Northern Prairie Wildlife Research Center
Habitat and History. Gray wolves were abundant throughout the prairie pothole region before settlement but were largely extirpated by the early 1900's (Bailey 1926; N. Criddle 1929; Young and Goldman 1944; Soper 1946; Bird 1961; Carbyn 1984). However, gray wolves remained in the bordering forested zone where they continue to live (Banfield 1974; Carbyn 1982, 1984). Gray wolves occasionally invade the prairie and aspen parkland (Carbyn 1981, 1984) but have been unsuccessful in reestablishing viable populations. Gray wolves living near humans are highly vulnerable to human inflicted mortality (Carbyn 1981, 1984; Fritts et al. 1985; Mech 1989).
Population Structure. Gray wolf populations are generally composed of territorial packs of 3-20 or more individuals that often travel together and some lone and transient individuals (Mech 1970; Carbyn 1987). Average territory size of packs ranges from about 125 to >600 km2 and is inversely related to population size (Carbyn 1987).
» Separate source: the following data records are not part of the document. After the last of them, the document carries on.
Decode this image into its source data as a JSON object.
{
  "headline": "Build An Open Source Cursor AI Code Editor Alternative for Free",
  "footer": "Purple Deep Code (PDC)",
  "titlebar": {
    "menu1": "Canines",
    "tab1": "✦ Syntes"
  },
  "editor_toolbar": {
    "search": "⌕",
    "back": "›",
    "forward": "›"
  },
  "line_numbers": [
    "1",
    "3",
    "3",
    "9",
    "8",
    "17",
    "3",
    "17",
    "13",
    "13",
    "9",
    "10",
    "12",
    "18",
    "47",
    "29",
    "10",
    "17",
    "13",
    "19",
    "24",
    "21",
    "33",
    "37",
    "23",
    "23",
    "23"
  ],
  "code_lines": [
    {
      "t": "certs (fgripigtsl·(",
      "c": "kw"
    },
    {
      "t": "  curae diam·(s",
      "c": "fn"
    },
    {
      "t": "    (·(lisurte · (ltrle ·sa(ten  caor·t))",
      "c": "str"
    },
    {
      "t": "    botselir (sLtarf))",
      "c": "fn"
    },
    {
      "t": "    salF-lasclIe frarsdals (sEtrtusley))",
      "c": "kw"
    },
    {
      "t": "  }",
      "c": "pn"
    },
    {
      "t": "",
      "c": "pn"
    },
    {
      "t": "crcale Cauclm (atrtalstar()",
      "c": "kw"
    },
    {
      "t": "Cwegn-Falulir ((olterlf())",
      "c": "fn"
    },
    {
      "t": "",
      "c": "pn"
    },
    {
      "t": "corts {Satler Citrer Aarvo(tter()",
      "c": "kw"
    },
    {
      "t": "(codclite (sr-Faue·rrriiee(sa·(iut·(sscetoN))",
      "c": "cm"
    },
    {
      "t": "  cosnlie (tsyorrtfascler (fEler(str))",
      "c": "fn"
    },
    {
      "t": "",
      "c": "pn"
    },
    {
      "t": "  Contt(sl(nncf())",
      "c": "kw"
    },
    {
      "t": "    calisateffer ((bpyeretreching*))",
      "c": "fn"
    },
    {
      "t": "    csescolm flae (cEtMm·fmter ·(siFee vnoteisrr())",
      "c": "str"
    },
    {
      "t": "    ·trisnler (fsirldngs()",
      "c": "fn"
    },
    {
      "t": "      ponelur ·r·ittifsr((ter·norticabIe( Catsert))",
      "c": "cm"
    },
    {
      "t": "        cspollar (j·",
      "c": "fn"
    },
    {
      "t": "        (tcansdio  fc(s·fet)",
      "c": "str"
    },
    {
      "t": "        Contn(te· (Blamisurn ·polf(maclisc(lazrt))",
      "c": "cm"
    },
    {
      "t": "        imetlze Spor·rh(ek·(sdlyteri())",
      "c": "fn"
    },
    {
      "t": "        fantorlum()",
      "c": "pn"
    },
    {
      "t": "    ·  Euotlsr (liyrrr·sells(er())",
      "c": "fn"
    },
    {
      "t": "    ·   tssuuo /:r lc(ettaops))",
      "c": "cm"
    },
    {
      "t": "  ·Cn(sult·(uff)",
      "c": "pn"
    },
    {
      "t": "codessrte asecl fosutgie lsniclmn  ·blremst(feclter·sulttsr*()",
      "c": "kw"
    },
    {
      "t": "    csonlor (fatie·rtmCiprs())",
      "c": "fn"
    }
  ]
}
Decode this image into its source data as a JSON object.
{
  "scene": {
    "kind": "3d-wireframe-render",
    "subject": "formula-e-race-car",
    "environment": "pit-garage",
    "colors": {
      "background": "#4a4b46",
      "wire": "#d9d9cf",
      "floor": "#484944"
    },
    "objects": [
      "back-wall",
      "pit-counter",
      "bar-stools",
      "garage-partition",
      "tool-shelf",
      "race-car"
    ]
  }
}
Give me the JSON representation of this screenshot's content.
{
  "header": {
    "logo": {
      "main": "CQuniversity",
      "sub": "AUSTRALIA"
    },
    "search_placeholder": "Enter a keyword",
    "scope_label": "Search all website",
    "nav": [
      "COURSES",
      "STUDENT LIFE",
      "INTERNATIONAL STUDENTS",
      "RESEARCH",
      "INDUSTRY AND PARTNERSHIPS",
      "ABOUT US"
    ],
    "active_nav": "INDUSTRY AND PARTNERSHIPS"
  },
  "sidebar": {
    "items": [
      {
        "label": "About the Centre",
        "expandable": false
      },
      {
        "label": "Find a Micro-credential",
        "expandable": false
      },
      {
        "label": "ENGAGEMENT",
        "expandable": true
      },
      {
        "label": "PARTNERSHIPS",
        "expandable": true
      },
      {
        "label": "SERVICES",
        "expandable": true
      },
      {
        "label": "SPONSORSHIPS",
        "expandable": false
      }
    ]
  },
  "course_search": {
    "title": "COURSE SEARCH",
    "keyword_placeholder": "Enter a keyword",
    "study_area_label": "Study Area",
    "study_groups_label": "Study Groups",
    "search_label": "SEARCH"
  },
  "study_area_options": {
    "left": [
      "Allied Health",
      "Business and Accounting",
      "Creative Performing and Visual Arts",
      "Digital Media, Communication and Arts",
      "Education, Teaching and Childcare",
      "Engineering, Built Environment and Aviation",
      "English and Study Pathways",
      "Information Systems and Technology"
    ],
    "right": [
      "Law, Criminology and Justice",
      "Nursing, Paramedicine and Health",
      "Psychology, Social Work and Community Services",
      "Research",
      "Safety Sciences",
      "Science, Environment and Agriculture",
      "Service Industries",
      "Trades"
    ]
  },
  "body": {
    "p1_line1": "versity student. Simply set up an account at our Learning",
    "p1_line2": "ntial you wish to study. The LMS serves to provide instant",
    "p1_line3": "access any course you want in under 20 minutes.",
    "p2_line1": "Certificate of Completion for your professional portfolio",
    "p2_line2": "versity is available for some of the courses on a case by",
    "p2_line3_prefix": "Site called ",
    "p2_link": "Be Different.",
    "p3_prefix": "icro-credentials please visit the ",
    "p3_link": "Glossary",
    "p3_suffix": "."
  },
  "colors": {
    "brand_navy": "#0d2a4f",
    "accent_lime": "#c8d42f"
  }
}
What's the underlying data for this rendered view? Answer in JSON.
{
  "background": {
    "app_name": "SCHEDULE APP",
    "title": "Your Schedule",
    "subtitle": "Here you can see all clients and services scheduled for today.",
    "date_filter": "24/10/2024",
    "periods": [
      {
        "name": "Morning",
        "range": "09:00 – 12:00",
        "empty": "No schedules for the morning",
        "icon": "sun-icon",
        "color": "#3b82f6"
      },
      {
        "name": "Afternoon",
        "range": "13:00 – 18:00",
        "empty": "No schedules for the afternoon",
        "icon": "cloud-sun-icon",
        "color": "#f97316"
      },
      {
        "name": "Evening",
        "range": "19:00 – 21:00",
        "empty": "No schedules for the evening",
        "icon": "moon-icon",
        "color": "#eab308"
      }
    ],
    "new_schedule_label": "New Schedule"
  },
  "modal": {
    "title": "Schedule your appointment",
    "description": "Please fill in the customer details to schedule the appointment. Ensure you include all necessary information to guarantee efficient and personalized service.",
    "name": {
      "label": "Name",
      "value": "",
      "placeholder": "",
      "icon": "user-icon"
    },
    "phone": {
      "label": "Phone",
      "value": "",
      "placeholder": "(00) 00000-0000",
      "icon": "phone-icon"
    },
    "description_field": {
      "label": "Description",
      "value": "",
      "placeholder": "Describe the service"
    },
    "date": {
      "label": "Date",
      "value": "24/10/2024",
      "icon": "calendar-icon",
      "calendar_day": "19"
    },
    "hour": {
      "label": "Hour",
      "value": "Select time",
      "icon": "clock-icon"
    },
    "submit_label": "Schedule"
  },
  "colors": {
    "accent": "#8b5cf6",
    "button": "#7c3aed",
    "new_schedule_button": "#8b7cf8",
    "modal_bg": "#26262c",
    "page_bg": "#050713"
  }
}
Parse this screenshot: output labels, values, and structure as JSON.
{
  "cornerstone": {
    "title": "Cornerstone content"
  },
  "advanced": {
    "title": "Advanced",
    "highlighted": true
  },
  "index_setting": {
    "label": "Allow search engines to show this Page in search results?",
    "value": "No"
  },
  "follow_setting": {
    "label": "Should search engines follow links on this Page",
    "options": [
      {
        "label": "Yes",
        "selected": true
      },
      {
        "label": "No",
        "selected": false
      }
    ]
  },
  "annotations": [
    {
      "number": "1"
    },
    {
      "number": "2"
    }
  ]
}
Distribution and Abundance. Tracks of gray wolves were found only in one study area (Moore Park) in 1983 (Fig.6; Appendix Table 5). The tracks were found during both searches and occurred in 4 scattered quarter sections in the eastern half of the area. Measurements of tracks indicated presence of one individual; species abundance was scarce. A landowner reported the occurrence of gray wolves was not unusual in that area. The study area is 50 km south of the Riding Mountain National Park (2,944 km2 forested wilderness enclave) where a population of gray wolves resides (Carbyn 1982, 1984).
Fig. 6. Percentage of searched quarter sections (in black) by study area in which gray wolf tracks were found or in which the abundance of tracks was estimated during two systematic annual searches in April-June in >= 1 study year (Appendix Table 5) and ratings of the abundance of gray wolves in each area, 1983-88. Results for study areas searched >1 year were averaged; study areas are in the prairie pothole region.